Saudi Arabia executed one person in every two days on an average in less than a year, Amnesty International said in a report Tuesday. The London-based organization released a report, titled “Killing In the Name of Justice: The Death Penalty in Saudi Arabia,” in which it claimed that 175 executions had been carried out in Saudi Arabia from Aug. 2014 to June 2015.

According to the 43-page report, the Saudi regime executed 102 people between January and June 2015. There were 83 executions in 2014. The report also says at least 2,208 people have been executed in Saudi Arabia from January 1985 to June 2015.

Said Boumedouha, acting director of Amnesty’s Middle East and North Africa program, called the Saudi justice system “faulty" and claimed that Saudi courts give death sentence to people for witchcraft, apostasy and adultery. The regime follows strict Islamic laws, which order execution for drug smuggling, rape and murder as well.
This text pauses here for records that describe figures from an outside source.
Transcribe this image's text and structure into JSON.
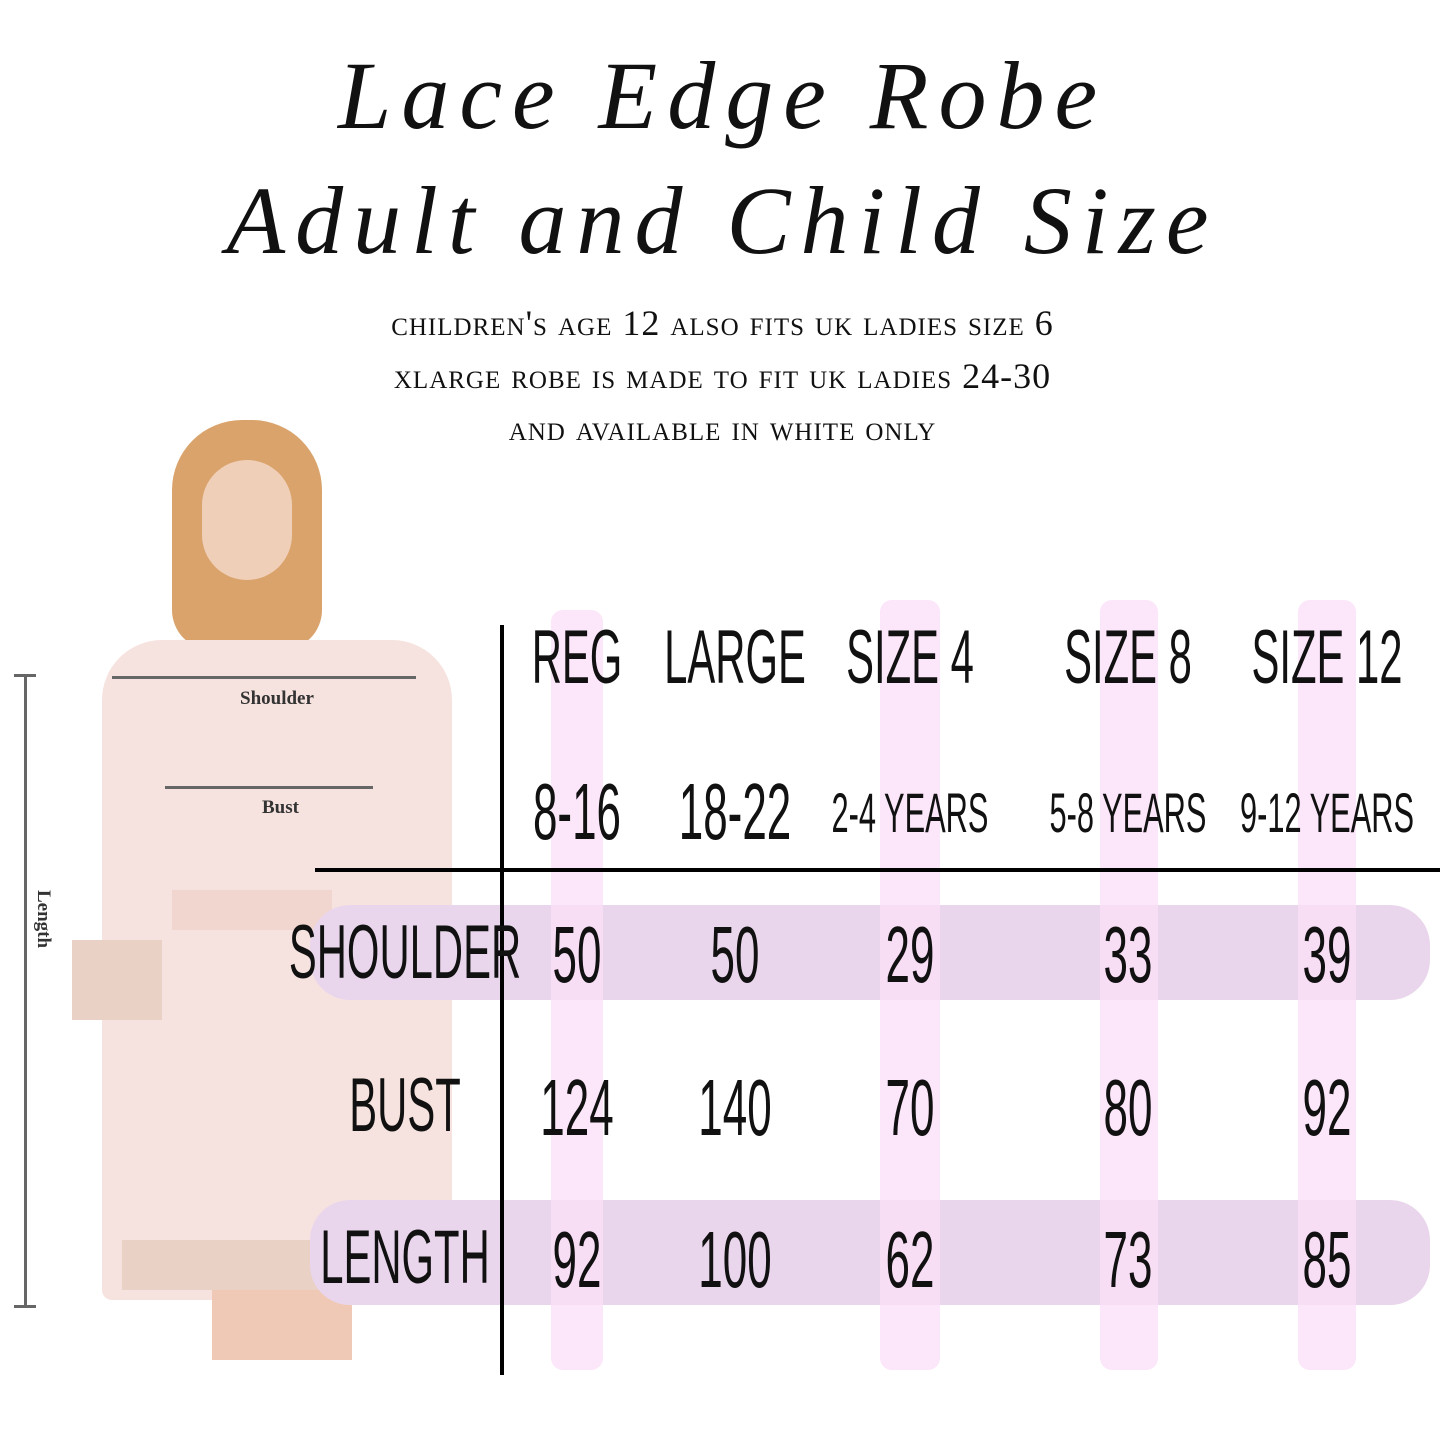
{
  "title_lines": [
    "Lace Edge Robe",
    "Adult and Child Size"
  ],
  "notes": [
    "Children's age 12 also fits UK ladies size 6",
    "XLarge robe is made to fit UK ladies 24-30",
    "and available in white only"
  ],
  "figure": {
    "shoulder_label": "Shoulder",
    "bust_label": "Bust",
    "length_label": "Length"
  },
  "table": {
    "columns": [
      {
        "size": "REG",
        "range": "8-16"
      },
      {
        "size": "LARGE",
        "range": "18-22"
      },
      {
        "size": "SIZE 4",
        "range": "2-4 YEARS"
      },
      {
        "size": "SIZE 8",
        "range": "5-8 YEARS"
      },
      {
        "size": "SIZE 12",
        "range": "9-12 YEARS"
      }
    ],
    "rows": [
      {
        "label": "SHOULDER",
        "values": [
          "50",
          "50",
          "29",
          "33",
          "39"
        ]
      },
      {
        "label": "BUST",
        "values": [
          "124",
          "140",
          "70",
          "80",
          "92"
        ]
      },
      {
        "label": "LENGTH",
        "values": [
          "92",
          "100",
          "62",
          "73",
          "85"
        ]
      }
    ]
  },
  "colors": {
    "band": "#ead6ec",
    "stripe": "#fbe0f8",
    "robe": "#f6e3df"
  }
}
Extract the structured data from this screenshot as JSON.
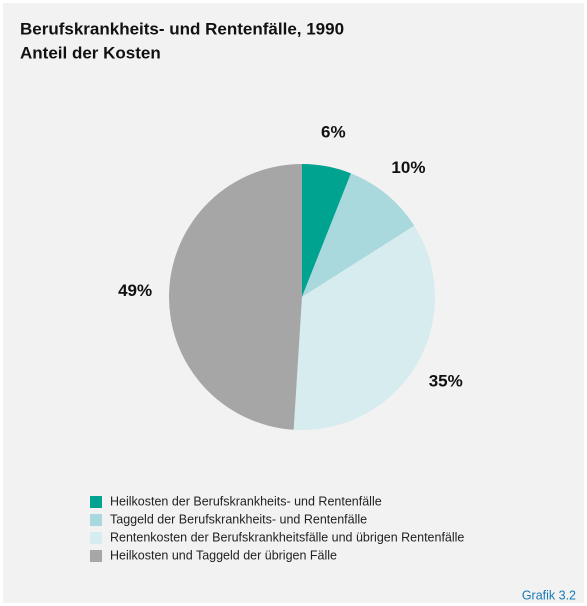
{
  "chart_data": {
    "type": "pie",
    "title": "Berufskrankheits- und Rentenfälle, 1990",
    "subtitle": "Anteil der Kosten",
    "categories": [
      "Heilkosten der Berufskrankheits- und Rentenfälle",
      "Taggeld der Berufskrankheits- und Rentenfälle",
      "Rentenkosten der Berufskrankheitsfälle und übrigen Rentenfälle",
      "Heilkosten und Taggeld der übrigen Fälle"
    ],
    "values": [
      6,
      10,
      35,
      49
    ],
    "value_labels": [
      "6%",
      "10%",
      "35%",
      "49%"
    ],
    "colors": [
      "#00a38f",
      "#a9d8dd",
      "#d6ecef",
      "#a6a6a6"
    ],
    "legend": "bottom",
    "figure_label": "Grafik 3.2"
  }
}
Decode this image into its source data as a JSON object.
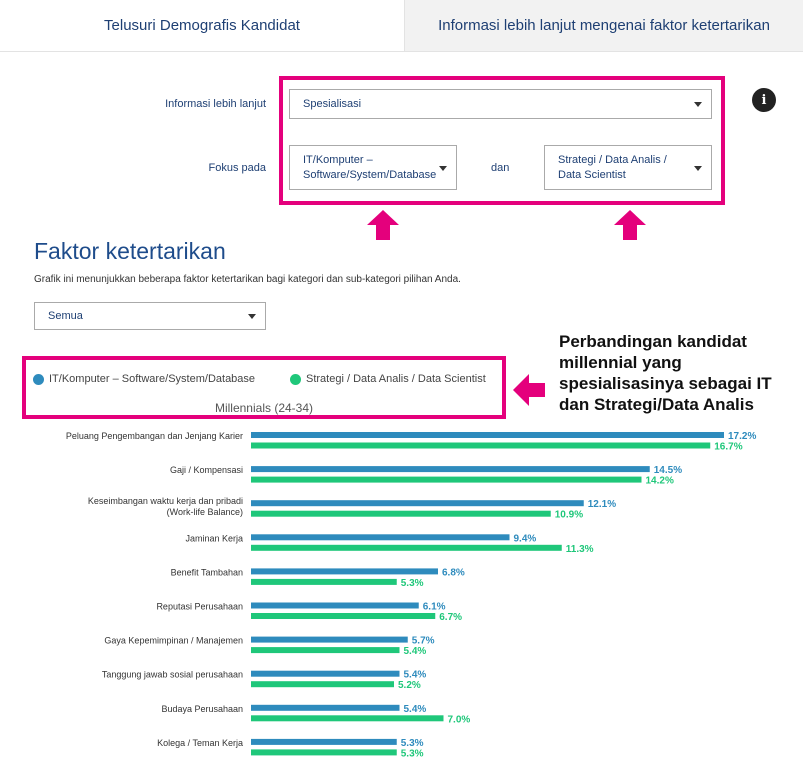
{
  "tabs": [
    {
      "label": "Telusuri Demografis Kandidat"
    },
    {
      "label": "Informasi lebih lanjut mengenai faktor ketertarikan"
    }
  ],
  "filters": {
    "info_label": "Informasi lebih lanjut",
    "info_value": "Spesialisasi",
    "focus_label": "Fokus pada",
    "focus_a": "IT/Komputer – Software/System/Database",
    "and_label": "dan",
    "focus_b": "Strategi / Data Analis / Data Scientist",
    "info_icon": "i"
  },
  "section": {
    "title": "Faktor ketertarikan",
    "description": "Grafik ini menunjukkan beberapa faktor ketertarikan bagi kategori dan sub-kategori pilihan Anda.",
    "filter_value": "Semua"
  },
  "annotation": "Perbandingan kandidat millennial yang spesialisasinya sebagai IT dan Strategi/Data Analis",
  "colors": {
    "accent_pink": "#e4007c",
    "series_a": "#2e8bbd",
    "series_b": "#1fc77a",
    "title_blue": "#1e4c8b"
  },
  "chart_data": {
    "type": "bar",
    "orientation": "horizontal",
    "title": "Millennials (24-34)",
    "categories": [
      "Peluang Pengembangan dan Jenjang Karier",
      "Gaji / Kompensasi",
      "Keseimbangan waktu kerja dan pribadi (Work-life Balance)",
      "Jaminan Kerja",
      "Benefit Tambahan",
      "Reputasi Perusahaan",
      "Gaya Kepemimpinan / Manajemen",
      "Tanggung jawab sosial perusahaan",
      "Budaya Perusahaan",
      "Kolega / Teman Kerja"
    ],
    "series": [
      {
        "name": "IT/Komputer – Software/System/Database",
        "values": [
          17.2,
          14.5,
          12.1,
          9.4,
          6.8,
          6.1,
          5.7,
          5.4,
          5.4,
          5.3
        ]
      },
      {
        "name": "Strategi / Data Analis / Data Scientist",
        "values": [
          16.7,
          14.2,
          10.9,
          11.3,
          5.3,
          6.7,
          5.4,
          5.2,
          7.0,
          5.3
        ]
      }
    ],
    "value_suffix": "%",
    "legend_position": "top",
    "grid": false
  }
}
Iranian news agency Press TV has reported that Saudi authorities execute people for such crimes even if those are committed before the person reaches 18. According to an earlier Amnesty report, Iran is believed to have executed around 700 people in the first six months of 2015. Tehran, however, officially declared that the number was 246.

The Guardian reported that Indonesia decided in May that it will not send any more domestic workers to 21 countries in the Middle East. The decision was made after two Indonesian women, Karni binti Medi Tarsim and Siti Zainab, had been executed by Saudi authorities in April. The women were found guilty of murder.

According to 2014 estimates, Saudi Arabia has the third highest execution rate while the top two positions are held by China and Iran. Iraq and the United States come fourth and fifth consecutively.